Behavioral Exploration: Learning to Explore via In-Context Adaptation
While humans are able to achieve such fast online exploration and adaptation, often acquiring new information and skills in only a handful of interactions, existing algorithmic approaches tend to rely on random exploration and slow, gradient-based behavior updates. How can we endow autonomous agents with such capabilities on par with humans? Taking inspiration from recent progress on both in-context learning and large-scale behavioral cloning, in this work we propose behavioral exploration: training agents to internalize what it means to explore and adapt in-context over the space of “expert” behaviors. To achieve this, given access to a dataset of expert demonstrations, we train a long-context generative model to predict expert actions conditioned on a context of past observations and a measure of how “exploratory” the expert’s behaviors are relative to this context. This enables the model to not only mimic the behavior of an expert, but also, by feeding its past history of interactions into its context, to select different expert behaviors than what have been previously selected, thereby allowing for fast online adaptation and targeted, “expert-like” exploration. We demonstrate the effectiveness of our method in both simulated locomotion and manipulation settings, as well as on real-world robotic manipulation tasks, illustrating its ability to learn adaptive, exploratory behavior.
What would successful exploration and adaptation behavior look like for an autonomous agent? As an example, consider telling a robot “hand me a cup”. In this scenario, the robot should attempt to pick up whichever cups are in the scene until it successfully picks up the right one. It should not, however, move its arm randomly, try to pick up a plate, or repeatedly pick up the same cup when there are other cups in the scene it has not yet attempted to pick up. Instead, the correct behavior requires first leveraging knowledge of the scene and what it means to “hand me a cup” to direct actions to the most relevant features, and then quickly adapting based on the attempts that have already been made in order to continue attempting novel, potentially correct, actions. Such a semantic, informed approach to exploration, coupled with fast online adaptation, is much more akin to how humans behave and dramatically more efficient than the “uninformed” novelty-seeking exploration strategies that are more often considered in the existing literature.

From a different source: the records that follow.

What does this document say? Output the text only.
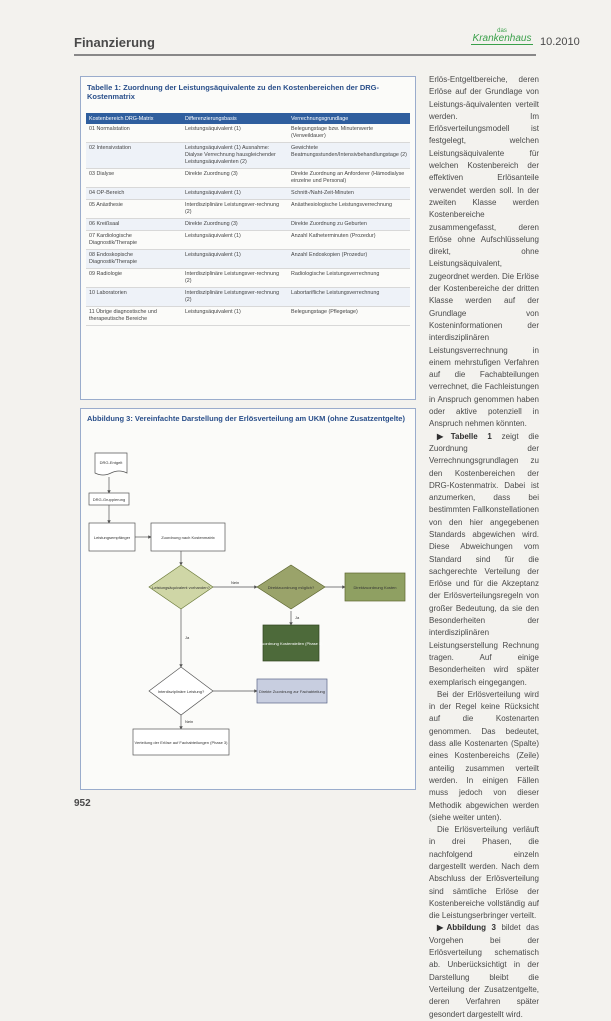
Finanzierung
das
Krankenhaus 10.2010
Tabelle 1: Zuordnung der Leistungsäquivalente zu den Kostenbereichen der DRG-Kostenmatrix
Kostenbereich DRG-Matrix	Differenzierungsbasis	Verrechnungsgrundlage
01 Normalstation	Leistungsäquivalent (1)	Belegungstage bzw. Minutenwerte (Verweildauer)
02 Intensivstation	Leistungsäquivalent (1) Ausnahme: Dialyse Verrechnung hausgleichender Leistungsäquivalenten (2)	Gewichtete Beatmungsstunden/Intensivbehandlungstage (2)
03 Dialyse	Direkte Zuordnung (3)	Direkte Zuordnung an Anforderer (Hämodialyse einzelne und Personal)
04 OP-Bereich	Leistungsäquivalent (1)	Schnitt-/Naht-Zeit-Minuten
05 Anästhesie	Interdisziplinäre Leistungsver-rechnung (2)	Anästhesiologische Leistungsverrechnung
06 Kreißsaal	Direkte Zuordnung (3)	Direkte Zuordnung zu Geburten
07 Kardiologische Diagnostik/Therapie	Leistungsäquivalent (1)	Anzahl Katheterminuten (Prozedur)
08 Endoskopische Diagnostik/Therapie	Leistungsäquivalent (1)	Anzahl Endoskopien (Prozedur)
09 Radiologie	Interdisziplinäre Leistungsver-rechnung (2)	Radiologische Leistungsverrechnung
10 Laboratorien	Interdisziplinäre Leistungsver-rechnung (2)	Labortarifliche Leistungsverrechnung
11 Übrige diagnostische und therapeutische Bereiche	Leistungsäquivalent (1)	Belegungstage (Pflegetage)
Abbildung 3: Vereinfachte Darstellung der Erlösverteilung am UKM (ohne Zusatzentgelte)
DRG-Entgelt
DRG-Gruppierung
Leistungsempfänger	Zuordnung nach Kostenmatrix
Leistungsäquivalent vorhanden?	Direktzuordnung möglich?	Direktzuordnung Kosten
Zuordnung Kostenstellen (Phase 1)
Interdisziplinäre Leistung?	Direkte Zuordnung zur Fachabteilung
Verteilung der Erlöse auf Fachabteilungen (Phase 3)
Nein
Ja
Ja
Nein

Erlös-Entgeltbereiche, deren Erlöse auf der Grundlage von Leistungs-äquivalenten verteilt werden. Im Erlösverteilungsmodell ist festgelegt, welchen Leistungsäquivalente für welchen Kostenbereich der effektiven Erlösanteile verwendet werden soll. In der zweiten Klasse werden Kostenbereiche zusammengefasst, deren Erlöse ohne Aufschlüsselung direkt, ohne Leistungsäquivalent, zugeordnet werden. Die Erlöse der Kostenbereiche der dritten Klasse werden auf der Grundlage von Kosteninformationen der interdisziplinären Leistungsverrechnung in einem mehrstufigen Verfahren auf die Fachabteilungen verrechnet, die Fachleistungen in Anspruch genommen haben oder aktive potenziell in Anspruch nehmen könnten.

▶Tabelle 1 zeigt die Zuordnung der Verrechnungsgrundlagen zu den Kostenbereichen der DRG-Kostenmatrix. Dabei ist anzumerken, dass bei bestimmten Fallkonstellationen von den hier angegebenen Standards abgewichen wird. Diese Abweichungen vom Standard sind für die sachgerechte Verteilung der Erlöse und für die Akzeptanz der Erlösverteilungsregeln von großer Bedeutung, da sie den Besonderheiten der interdisziplinären Leistungserstellung Rechnung tragen. Auf einige Besonderheiten wird später exemplarisch eingegangen.

Bei der Erlösverteilung wird in der Regel keine Rücksicht auf die Kostenarten genommen. Das bedeutet, dass alle Kostenarten (Spalte) eines Kostenbereichs (Zeile) anteilig zusammen verteilt werden. In einigen Fällen muss jedoch von dieser Methodik abgewichen werden (siehe weiter unten).

Die Erlösverteilung verläuft in drei Phasen, die nachfolgend einzeln dargestellt werden. Nach dem Abschluss der Erlösverteilung sind sämtliche Erlöse der Kostenbereiche vollständig auf die Leistungserbringer verteilt.

▶Abbildung 3 bildet das Vorgehen bei der Erlösverteilung schematisch ab. Unberücksichtigt in der Darstellung bleibt die Verteilung der Zusatzentgelte, deren Verfahren später gesondert dargestellt wird.

952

In this work we take steps towards developing autonomous agents which exhibit such behavior, focusing in particular on settings where we have access to expert demonstration datasets that provide a prior on what behaviors may be “reasonable” for our task of interest. We are inspired by the recent success of in-context learning to enable fast online adaptation in language domains (Brown et al., 2020), and seek to leverage similar in-context learning capabilities in our setting. We propose training a long-context policy to internalize both which actions an expert would take in a given state, and which expert actions are most exploratory. To instill the policy with in-context adaptation capabilities, in addition to the current state, we condition on a context which includes a history of previous observations, and a measure of how exploratory the expert action in this state is given these observations. This enables the model to not only infer which actions an expert is likely to take, but also which expert actions are exploratory and, by feeding its past observations into its context, allows it to quickly adapt its behavior online to attempt different behaviors than what it has already attempted. Critically, our approach is trained to be exploratory over the space of expert behaviors and thus naturally restricts its exploration to coherent, reasonable behaviors—behaviors an expert is likely to play, and therefore behaviors likely to solve a given task.